I also have a geometric interpretation of this phenomenon. I've occasionally heard people describe lines on the plane as "circles intersecting the point at infinity." From that perspective, the line problem appears to be equivalent to the circle problem with the additional constraint that all the circles intersect each other at one common point. This is why for the lower terms, circles and ellipses act like lines.

So here's a fun counter-problem. What is the answer to the ellipse problem with a similar constraint? That is, into how many regions can n ellipses divide the plane if each of them shares one intersection point. And what is the plane-curve equivalent of an ellipse that "intersects the point at infinity"? I have guesses for both, but they're just guesses.

Secret Squïrrel said...

Ok, I'm back.

In response to Scott, since restricting ellipses to sharing a common intersection point will reduce the number of new regional divisions by 1 for each new ellipse, you should get the following series -

E : R
0 : 1
1 : 2
2 : 5
3 : 11
4 : 20

Following the format initially used by Ed, the formula would be R=(n^2-n+(4/3))*1.5

Rearranging these formulae slightly provides a small further insight with regard to the formula series. "r" prefix means restricted to having one common intersection.

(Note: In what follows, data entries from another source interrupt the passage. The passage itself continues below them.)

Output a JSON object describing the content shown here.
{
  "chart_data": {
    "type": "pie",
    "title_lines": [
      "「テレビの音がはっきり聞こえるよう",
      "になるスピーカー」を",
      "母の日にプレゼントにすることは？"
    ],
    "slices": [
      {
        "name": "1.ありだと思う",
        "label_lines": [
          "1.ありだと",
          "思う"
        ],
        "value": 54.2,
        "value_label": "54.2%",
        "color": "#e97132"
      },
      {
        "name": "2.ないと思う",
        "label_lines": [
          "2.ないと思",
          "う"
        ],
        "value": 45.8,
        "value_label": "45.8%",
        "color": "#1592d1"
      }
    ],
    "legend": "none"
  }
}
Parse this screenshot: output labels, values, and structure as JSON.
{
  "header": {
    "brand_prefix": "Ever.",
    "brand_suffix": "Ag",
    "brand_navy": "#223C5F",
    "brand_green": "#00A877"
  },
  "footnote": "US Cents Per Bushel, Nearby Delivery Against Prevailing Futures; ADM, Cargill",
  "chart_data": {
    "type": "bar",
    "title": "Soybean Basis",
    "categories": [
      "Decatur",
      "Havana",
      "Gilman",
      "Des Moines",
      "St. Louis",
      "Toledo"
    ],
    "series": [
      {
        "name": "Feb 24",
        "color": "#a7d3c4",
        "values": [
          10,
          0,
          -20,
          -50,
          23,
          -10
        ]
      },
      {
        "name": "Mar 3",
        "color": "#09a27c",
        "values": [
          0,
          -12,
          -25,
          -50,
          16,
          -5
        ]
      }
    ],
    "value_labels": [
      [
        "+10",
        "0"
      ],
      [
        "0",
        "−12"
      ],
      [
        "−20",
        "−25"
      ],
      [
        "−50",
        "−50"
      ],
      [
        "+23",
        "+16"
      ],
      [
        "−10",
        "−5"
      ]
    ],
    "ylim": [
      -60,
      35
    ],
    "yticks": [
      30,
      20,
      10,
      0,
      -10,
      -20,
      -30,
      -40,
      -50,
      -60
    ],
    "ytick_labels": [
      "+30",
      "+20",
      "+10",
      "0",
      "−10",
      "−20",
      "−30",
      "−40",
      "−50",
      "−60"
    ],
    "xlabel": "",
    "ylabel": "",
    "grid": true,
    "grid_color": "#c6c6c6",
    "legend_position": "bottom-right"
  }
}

Lines/rCircles - 0.5*(n^2+n)+1
Circles            - 1.0*(n^2-n)+2
rEllipses          - 1.5*(n^2-n)+2
Ellipses           - 2.0*(n^2-n)+2

I'm guessing that the formula for lines is of a different form from the others because they can only ever intersect each other at one point, whereas circles and ellipses are closed loops and must intersect an even number of times (for the original puzzle since touching tangentially isn't an efficient sol'n).

This is prob also related to why the non-line formulas fail for n=0. As Scott said, the first one always divides the plane into two - there is no other shape for them to intersect so they all have zero intersections for the first two terms (n=0, n=1), but then while lines add 1 intersection per other line crossed, circles add 2 per other circle, and ellipses add 4.

I'm not sure about the plane-curve equiv for ellipses.